Cansado da morte, Abdias resolveu mudar de vida.
Espreguiçou-se no caixão e decidiu que era hora de esqueletar por aí.
Forçou a tampa. Nada. Forçou de novo. Nada. Mais uma vez, com a fúria do sepulcro… e conseguiu escapar.
Venceu a terra, primeiro com o braço cadavericamente azul. Estava livre. Ajeitou as calças e saiu.
Na longa caminhada até o centro da cidade, não encontrou uma alma viva.
Sentou-se, solene e cansado na madrugada, num banco da Avenida Frei Serafim.
Um vira-lata chegou desconfiado, cheirando as canelas de Abdias.
-Sai, cachorro!
Vociferou ele com ares de autoridade, mas nem tão severa a ponto de irritar o animal de tom caramelo. E viu o bicho ir embora.
Contemplou a paisagem e o doce silêncio. De longe, o canino olhava com olhos de solidão e de fome.
Abdias continuava o mesmo homem que fora em vida, sempre solícito e amigável com que encontrasse. Por vezes passaram-lhe a perna, mas ele nunca se queixou. Sua vida era pensar nos outros.

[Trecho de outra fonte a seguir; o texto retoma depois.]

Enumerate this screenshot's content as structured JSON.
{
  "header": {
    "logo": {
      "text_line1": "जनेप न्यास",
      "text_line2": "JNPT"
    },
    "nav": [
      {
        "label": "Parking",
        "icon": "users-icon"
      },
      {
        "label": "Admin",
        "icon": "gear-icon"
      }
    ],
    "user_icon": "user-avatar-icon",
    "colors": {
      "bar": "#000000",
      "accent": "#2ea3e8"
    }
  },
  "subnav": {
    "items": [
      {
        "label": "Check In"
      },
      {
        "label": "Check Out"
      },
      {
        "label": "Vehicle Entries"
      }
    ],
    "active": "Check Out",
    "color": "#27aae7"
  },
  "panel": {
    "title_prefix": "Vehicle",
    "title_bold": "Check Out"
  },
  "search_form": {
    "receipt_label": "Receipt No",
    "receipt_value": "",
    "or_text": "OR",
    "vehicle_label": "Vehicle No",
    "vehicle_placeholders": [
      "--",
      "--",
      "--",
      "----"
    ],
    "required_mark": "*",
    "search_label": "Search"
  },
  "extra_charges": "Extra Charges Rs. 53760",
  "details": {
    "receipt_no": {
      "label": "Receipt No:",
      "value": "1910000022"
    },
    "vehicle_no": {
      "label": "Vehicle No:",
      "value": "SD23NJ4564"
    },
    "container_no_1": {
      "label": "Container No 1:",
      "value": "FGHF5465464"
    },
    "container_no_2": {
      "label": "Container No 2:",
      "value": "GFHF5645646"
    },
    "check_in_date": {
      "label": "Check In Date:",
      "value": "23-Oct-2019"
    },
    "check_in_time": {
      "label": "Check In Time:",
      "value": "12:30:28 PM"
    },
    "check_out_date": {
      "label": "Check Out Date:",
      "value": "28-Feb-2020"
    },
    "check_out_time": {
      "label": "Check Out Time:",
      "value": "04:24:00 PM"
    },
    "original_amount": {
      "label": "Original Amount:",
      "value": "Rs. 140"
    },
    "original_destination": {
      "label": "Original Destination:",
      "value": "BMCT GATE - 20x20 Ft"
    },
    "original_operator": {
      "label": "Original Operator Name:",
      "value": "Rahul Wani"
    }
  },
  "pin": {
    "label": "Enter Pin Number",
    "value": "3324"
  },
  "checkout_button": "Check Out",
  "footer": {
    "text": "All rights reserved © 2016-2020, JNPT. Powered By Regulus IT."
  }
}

E foi justamente negligenciando suas necessidades que ele morreu.
Abaixou-se no banco, pegou o próprio pé, arrancou da perna e ofereceu ao colega de quatro patas, que chegou com as orelhas para trás, ameaçando fugir ao menor sinal de perigo.
O cão abocanhou o presente e ganhou o mundo. Abdias deitou os dois braços no encosto do banco, respirou fundo e disse:
-P*ta que pariu! Como é que e vou voltar lá pro São Judas Tadeu agora?